Skripturale Malerei und Graphik

 

 

Archiv – Streng geheim!

Skripturale Malerei und Graphik

von Eberhard Hartwig

05. März – 13. Mai 2018

Eröffnung/Opening: Sonntag, 04.03.2018, 15 Uhr

Begrüßung/Welcome: Albrecht Pyritz, Direktor Kulturquartier Mecklenburg-Strelitz

Laudatio: Juliana Hellmundt, Kunsthistorikerin/art historian – hier/here

Kurator: Thomas Schubert

Musikalische Umrahmung/Musical framing: „Collec Tiv“

 

Ort/Location: Museum Kulturquartier Mecklenburg-Strelitz in Neustrelitz, Schloßstraße 12/13, 17235 Neustrelitz, Telefon: 03981 2390999 . Facebook

 

Ein Stasi- oder FBI-Archiv? Bibliothek von Alexandria? Eberhard Hartwig nimmt Bezug auf über 6000 Jahre Schrift-/Kommunikationsgeschichte, von den ersten Bilderschriften über fernöstliche bis zu Geheimschriften. Mit seinen BRIEFEN in Schrift-/Buchrollenform zitiert er ebenso chiffrierte Berichte wie für Fremde nicht lesbare TagebuchAUFZEICHNUNGEN. Was ist aufzeichnungswert und damit bewahrenswert? Wie geht es uns z.B. bei Beschriftungen in Japanisch? Wie fühlen sich Immigranten in Deutschland dabei? Wie kommunizieren wir? Sprache und Schrift formen die Wahrnehmung der Welt jedes Individuums und prägen gleichzeitig seine Verortung darin. In Sprache und Schrift sind Denken und Tun, Autonomie und Kollektivität miteinander verwoben. Als Instrument für Teilhabe und Herrschaft ermöglichen sie Emanzipation und Unterdrückung gleichermaßen.

 

Archive – Top Secret!

Scriptual painting and graphics

by Eberhard Hartwig

A Stasi or FBI archive? Library of Alexandria? Eberhard Hartwig refers to more than 6,000 years of writing / communication history, from the first picture fonts to Far Eastern and cipher texts. With his LETTERS in script / book roll form he quotes as well ciphered reports as for strangers unreadable diary ONTO DRAWINGS. What is worth recording and therefore worth preserving? How we are with captions in Japanese? How do immigrants feel in Germany? How do we communicate? Language and writing form the perception of the world of each individual and at the same time shape its location in it. In speech and writing are thinking and doing, autonomy and collectivity interwoven. As an instrument for participation and domination, they enable emancipation and oppression alike.

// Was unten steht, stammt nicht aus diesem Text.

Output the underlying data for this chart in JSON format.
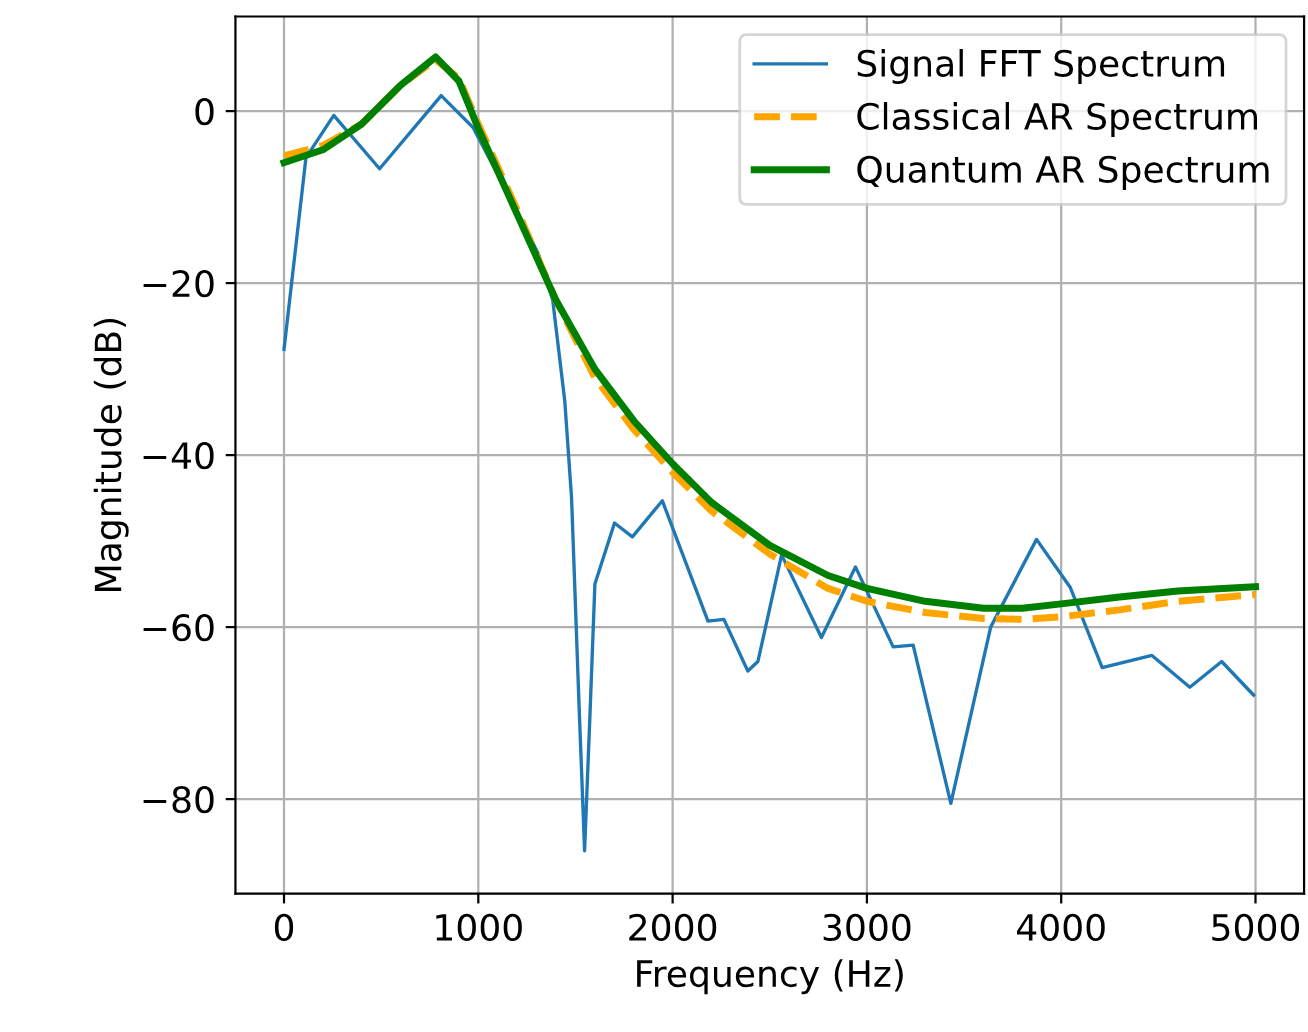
{
  "chart_data": {
    "type": "line",
    "xlabel": "Frequency (Hz)",
    "ylabel": "Magnitude (dB)",
    "xlim": [
      -250,
      5250
    ],
    "xticks": [
      0,
      1000,
      2000,
      3000,
      4000,
      5000
    ],
    "ylim": [
      -91,
      11
    ],
    "yticks": [
      {
        "value": -80,
        "label": "−80"
      },
      {
        "value": -60,
        "label": "−60"
      },
      {
        "value": -40,
        "label": "−40"
      },
      {
        "value": -20,
        "label": "−20"
      },
      0
    ],
    "grid": true,
    "legend": "top right",
    "series": [
      {
        "name": "Signal FFT Spectrum",
        "color": "#1f77b4",
        "line_style": "solid",
        "x": [
          0,
          113,
          256,
          492,
          809,
          973,
          1189,
          1311,
          1383,
          1445,
          1480,
          1520,
          1547,
          1575,
          1600,
          1701,
          1793,
          1947,
          2182,
          2264,
          2387,
          2439,
          2561,
          2766,
          2941,
          3135,
          3238,
          3432,
          3637,
          3873,
          4047,
          4211,
          4467,
          4662,
          4826,
          4990
        ],
        "values": [
          -27.7,
          -5.4,
          -0.5,
          -6.7,
          1.8,
          -1.9,
          -11.2,
          -16.7,
          -22,
          -33.7,
          -45,
          -70,
          -86,
          -70,
          -55,
          -47.9,
          -49.5,
          -45.3,
          -59.3,
          -59.1,
          -65.1,
          -64,
          -51.6,
          -61.2,
          -53,
          -62.3,
          -62.1,
          -80.5,
          -60,
          -49.8,
          -55.4,
          -64.7,
          -63.3,
          -67,
          -64,
          -67.9
        ]
      },
      {
        "name": "Classical AR Spectrum",
        "color": "#ffa500",
        "line_style": "dashed",
        "x": [
          0,
          200,
          400,
          600,
          780,
          900,
          1000,
          1200,
          1400,
          1600,
          1800,
          2000,
          2200,
          2500,
          2800,
          3000,
          3300,
          3600,
          3800,
          4000,
          4300,
          4600,
          5000
        ],
        "values": [
          -5.2,
          -4,
          -1.5,
          3,
          6,
          3.8,
          -1.5,
          -11.5,
          -22,
          -31,
          -37,
          -42,
          -46.5,
          -51.5,
          -55.5,
          -57,
          -58.3,
          -59,
          -59.1,
          -58.8,
          -58,
          -57,
          -56.2
        ]
      },
      {
        "name": "Quantum AR Spectrum",
        "color": "#008000",
        "line_style": "solid",
        "x": [
          0,
          200,
          400,
          600,
          780,
          900,
          1000,
          1200,
          1400,
          1600,
          1800,
          2000,
          2200,
          2500,
          2800,
          3000,
          3300,
          3600,
          3800,
          4000,
          4300,
          4600,
          5000
        ],
        "values": [
          -6,
          -4.5,
          -1.5,
          3,
          6.3,
          3.5,
          -2,
          -12,
          -22,
          -30,
          -36,
          -41,
          -45.5,
          -50.5,
          -54,
          -55.5,
          -57,
          -57.8,
          -57.8,
          -57.3,
          -56.5,
          -55.8,
          -55.3
        ]
      }
    ]
  }
}
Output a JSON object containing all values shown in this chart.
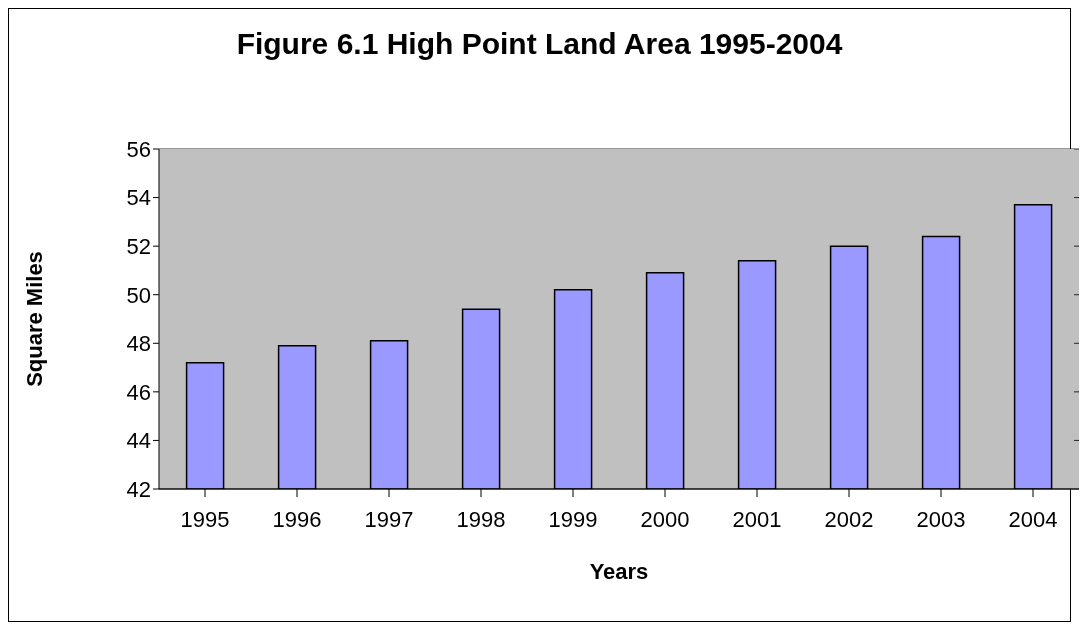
{
  "chart_data": {
    "type": "bar",
    "title": "Figure 6.1 High Point Land Area 1995-2004",
    "xlabel": "Years",
    "ylabel": "Square Miles",
    "categories": [
      "1995",
      "1996",
      "1997",
      "1998",
      "1999",
      "2000",
      "2001",
      "2002",
      "2003",
      "2004"
    ],
    "values": [
      47.2,
      47.9,
      48.1,
      49.4,
      50.2,
      50.9,
      51.4,
      52.0,
      52.4,
      53.7
    ],
    "color": "#9999ff",
    "ylim": [
      42,
      56
    ],
    "yticks": [
      42,
      44,
      46,
      48,
      50,
      52,
      54,
      56
    ],
    "grid": "y",
    "legend": false
  }
}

Öffnungszeiten/Opening times: Dauer- und Wechselausstellungen täglich / Permanent and temporary exhibitions daily 10 – 18 Uhr

Eintritt/admission charge:    Wechselausstellung  2 € ermäßigt 1 € / Temporary admission: 2 € reduced 1 €

Tageskarte      Familienkarte (2 Erwachsene und max. 3 Kinder) / Day ticket Family ticket (2 adults and a maximum of 3 children) 12,00 €

Erwachsene / Adults     6,00 €

Kinder (ab 12 Jahren) und ermäßigt / Children (from 12 years) and reduced 3,00 €

(inklusive Eintritt Dauerausstellung und Wechselausstellungen, Aufenthalt Stadtbibliothek, Benutzergebühr Karbe-Wagner-Archiv, Aufenthalt in Café und Garten / including entrance permanent exhibition and temporary exhibitions, stay public library, user fee Karbe-Wagner-Archiv, stay in café and garden)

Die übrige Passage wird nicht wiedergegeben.